Well, just the sheer indulgence of it, it’s probably Seven Deadly Sins cause it was so much fun. I created this idea of working with the Seven Deadly Sins and what it means today. All I had was seven rings, but it was such that each one was so massively detailed, like Wrath was this woman’s hand strangling what looks like maybe a husband or a boyfriend’s heart. We really enjoy making it, the promotion of it, we thought it was something else and that was a lot of fun.

But the collection that changed my life and I love, has to be Crystal Haze. I know it’s only a concept, but the feeling that we own it, it was really different and it caused a lot of controversy within the industry. It was very complicated but looked very simple, and maybe that’s the key to good design.

You’ve talked a little about your glass work. What else is coming from Stephen Webster that we can hope to see soon?

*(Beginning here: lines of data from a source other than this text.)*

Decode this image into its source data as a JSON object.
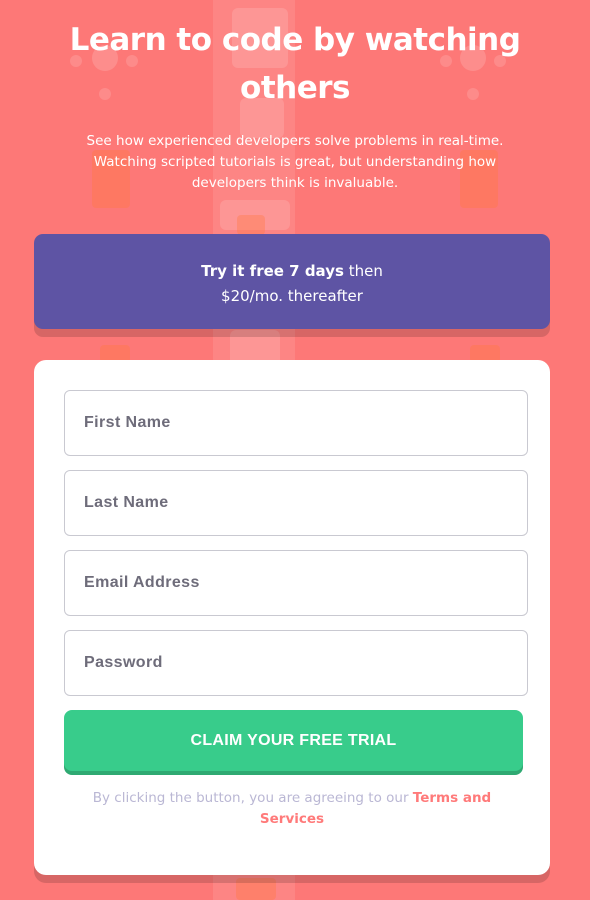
{
  "hero": {
    "headline": "Learn to code by watching others",
    "intro": "See how experienced developers solve problems in real-time. Watching scripted tutorials is great, but understanding how developers think is invaluable."
  },
  "promo": {
    "bold_text": "Try it free 7 days",
    "text_after_bold": " then",
    "price_text": "$20/mo. thereafter"
  },
  "form": {
    "first_name_placeholder": "First Name",
    "last_name_placeholder": "Last Name",
    "email_placeholder": "Email Address",
    "password_placeholder": "Password",
    "submit_label": "CLAIM YOUR FREE TRIAL",
    "terms_prefix": "By clicking the button, you are agreeing to our ",
    "terms_link": "Terms and Services"
  },
  "colors": {
    "background": "#fd7877",
    "promo_bg": "#5e54a4",
    "cta_bg": "#38cc8b",
    "link": "#ff7a7a"
  }
}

The storied jewellery is going to carry on. I can already see my daughter is quite a storyteller. They’ll be different and I want them to be different because you got to keep surprising people. For me I think more than ever, I feel like I have to use my real skills with the gemstones and materials. So bringing something new to the table in that way and also applying ourselves with things that aren’t jewellery. That’s such a big thing for us and I can see it. What’s amazing is that right now with my pop up shop in Bergdorf Goodman, it’s not only got my jewellery but I’ve done the wallpaper, I’ve done the mirrors, I’ve done all the homeware and I’m looking at this expanded world that people are responding well to. We want that, to surprise them but in a way that is a natural expansion of us, something that’s definitely Stephen Webster.